I don't happen to believe that either wind or solar are as dangerous as the best of the terrible dangerous fossil fuels, natural gas.
But I note that the Danes, while cloaking themselves in renewable holiness of the type that I have come to loathe, are major exporters of dangerous fossil fuels in Europe and that, while doing this, they worked to incite the destruction of the Barseback unit 2 nuclear reactor, although it functioned well and was doing more to fight climate change than 1000 "cool" windmills.
We are about to hand future generations a tremendous amount of indebtedness, not of the happy kind, debts we incurred to maintain our orgiastic excess.
I think it is great that our fine President-elect has committed to building infrastructure - because this infrastructure is a gift to generations we have only saddled with the terrible consequences of our self-absorbed desire to maintain our car CULTure suburban lives.
Thus it matters what the life time and utility of that infrastructure is.

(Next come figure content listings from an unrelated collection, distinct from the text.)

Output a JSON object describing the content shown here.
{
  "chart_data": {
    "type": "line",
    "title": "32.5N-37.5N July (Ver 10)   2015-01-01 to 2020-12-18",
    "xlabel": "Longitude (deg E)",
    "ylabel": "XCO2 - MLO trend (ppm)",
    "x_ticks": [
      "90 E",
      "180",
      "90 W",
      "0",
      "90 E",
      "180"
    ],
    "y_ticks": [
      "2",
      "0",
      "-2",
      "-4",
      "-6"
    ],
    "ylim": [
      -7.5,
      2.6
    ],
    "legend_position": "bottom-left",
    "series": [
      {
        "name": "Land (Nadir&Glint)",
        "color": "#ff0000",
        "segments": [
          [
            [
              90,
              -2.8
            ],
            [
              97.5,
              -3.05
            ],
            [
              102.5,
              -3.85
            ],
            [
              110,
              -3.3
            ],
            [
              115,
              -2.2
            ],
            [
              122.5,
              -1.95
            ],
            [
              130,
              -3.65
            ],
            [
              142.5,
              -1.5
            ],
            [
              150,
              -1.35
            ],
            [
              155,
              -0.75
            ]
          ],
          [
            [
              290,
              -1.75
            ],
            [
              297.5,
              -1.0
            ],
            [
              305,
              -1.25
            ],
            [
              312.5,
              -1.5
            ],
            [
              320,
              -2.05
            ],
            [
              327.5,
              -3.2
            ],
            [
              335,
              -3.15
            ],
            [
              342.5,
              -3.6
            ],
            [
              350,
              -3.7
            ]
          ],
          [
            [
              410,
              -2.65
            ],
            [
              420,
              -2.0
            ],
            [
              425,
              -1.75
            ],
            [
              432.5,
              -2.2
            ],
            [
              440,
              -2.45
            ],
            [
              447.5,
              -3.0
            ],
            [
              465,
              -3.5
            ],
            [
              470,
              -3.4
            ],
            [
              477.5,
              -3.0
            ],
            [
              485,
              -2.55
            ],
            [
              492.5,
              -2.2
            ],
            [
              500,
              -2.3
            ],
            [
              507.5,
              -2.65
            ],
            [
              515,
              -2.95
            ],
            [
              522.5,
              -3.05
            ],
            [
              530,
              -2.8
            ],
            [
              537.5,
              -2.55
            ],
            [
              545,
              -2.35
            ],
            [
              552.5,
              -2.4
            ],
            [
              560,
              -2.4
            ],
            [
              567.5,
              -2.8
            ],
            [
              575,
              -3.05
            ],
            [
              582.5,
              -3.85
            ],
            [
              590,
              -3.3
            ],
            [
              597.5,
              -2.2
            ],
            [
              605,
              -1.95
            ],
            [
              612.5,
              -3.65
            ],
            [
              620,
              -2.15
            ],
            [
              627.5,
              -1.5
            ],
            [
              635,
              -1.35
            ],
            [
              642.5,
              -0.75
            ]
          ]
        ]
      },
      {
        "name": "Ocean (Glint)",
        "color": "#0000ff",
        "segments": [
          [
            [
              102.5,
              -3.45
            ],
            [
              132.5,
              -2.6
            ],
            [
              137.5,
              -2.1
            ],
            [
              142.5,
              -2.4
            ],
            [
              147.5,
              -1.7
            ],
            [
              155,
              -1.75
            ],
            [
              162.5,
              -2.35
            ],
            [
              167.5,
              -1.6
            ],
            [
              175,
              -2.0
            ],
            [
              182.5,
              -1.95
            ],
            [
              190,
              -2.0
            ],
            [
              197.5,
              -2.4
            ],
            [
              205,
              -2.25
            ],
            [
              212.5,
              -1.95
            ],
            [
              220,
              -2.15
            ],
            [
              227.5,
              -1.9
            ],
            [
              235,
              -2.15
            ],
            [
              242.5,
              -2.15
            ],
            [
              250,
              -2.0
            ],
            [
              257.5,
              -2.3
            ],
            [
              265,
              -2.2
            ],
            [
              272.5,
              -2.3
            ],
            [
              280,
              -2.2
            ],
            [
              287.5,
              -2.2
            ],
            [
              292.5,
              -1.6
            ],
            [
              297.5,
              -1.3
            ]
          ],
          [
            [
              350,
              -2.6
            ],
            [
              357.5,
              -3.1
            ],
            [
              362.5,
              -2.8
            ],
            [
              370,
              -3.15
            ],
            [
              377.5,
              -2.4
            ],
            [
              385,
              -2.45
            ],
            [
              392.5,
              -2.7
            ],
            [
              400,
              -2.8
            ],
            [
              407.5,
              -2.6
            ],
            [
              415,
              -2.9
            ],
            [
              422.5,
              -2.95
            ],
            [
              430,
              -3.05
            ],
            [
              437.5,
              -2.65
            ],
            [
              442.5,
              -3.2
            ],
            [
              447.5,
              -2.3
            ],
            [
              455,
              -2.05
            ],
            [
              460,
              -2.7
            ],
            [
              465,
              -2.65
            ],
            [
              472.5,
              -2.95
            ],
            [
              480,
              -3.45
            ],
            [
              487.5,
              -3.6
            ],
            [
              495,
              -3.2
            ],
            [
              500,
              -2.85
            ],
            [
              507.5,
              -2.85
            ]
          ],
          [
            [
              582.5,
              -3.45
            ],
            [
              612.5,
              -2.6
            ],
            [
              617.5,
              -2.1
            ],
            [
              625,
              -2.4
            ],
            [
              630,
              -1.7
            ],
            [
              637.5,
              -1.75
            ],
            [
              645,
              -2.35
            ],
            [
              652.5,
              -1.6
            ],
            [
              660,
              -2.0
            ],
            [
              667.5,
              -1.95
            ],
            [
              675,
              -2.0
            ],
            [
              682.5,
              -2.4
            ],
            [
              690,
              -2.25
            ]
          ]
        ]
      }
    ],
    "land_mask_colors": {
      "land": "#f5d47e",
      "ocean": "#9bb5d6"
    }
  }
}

Sixteen years does not qualify.
Here in New Jersey, we have the Oyster Creek Nuclear reactor, which came on line in 1969 and operates perfectly well. This reactor was a gift from my father's generation to mine.
Angry, vicious, malicious and ill informed people are trying to vandalize and destroy this New Jersey nuclear infracture that has already lasted and served for longer than any windmill in Denmark and could serve for decades to come with proper maintainence.
Someone has to say it, and it might as well be me. I personally don't give a fuck about what anyone thinks of my motivations, because frankly, this is not a cute game. This is for real. The abyss is before us. We cannot afford to demonize and destroy that which works. The answer is not - no matter how many yuppie argue otherwise - "all new stuff."
The single biggest thing that can be done in this state to fight climate change for a long time to come, by far, is to save that reactor, which accrued the vast majority of its external costs while Lyndon Johnson was still President.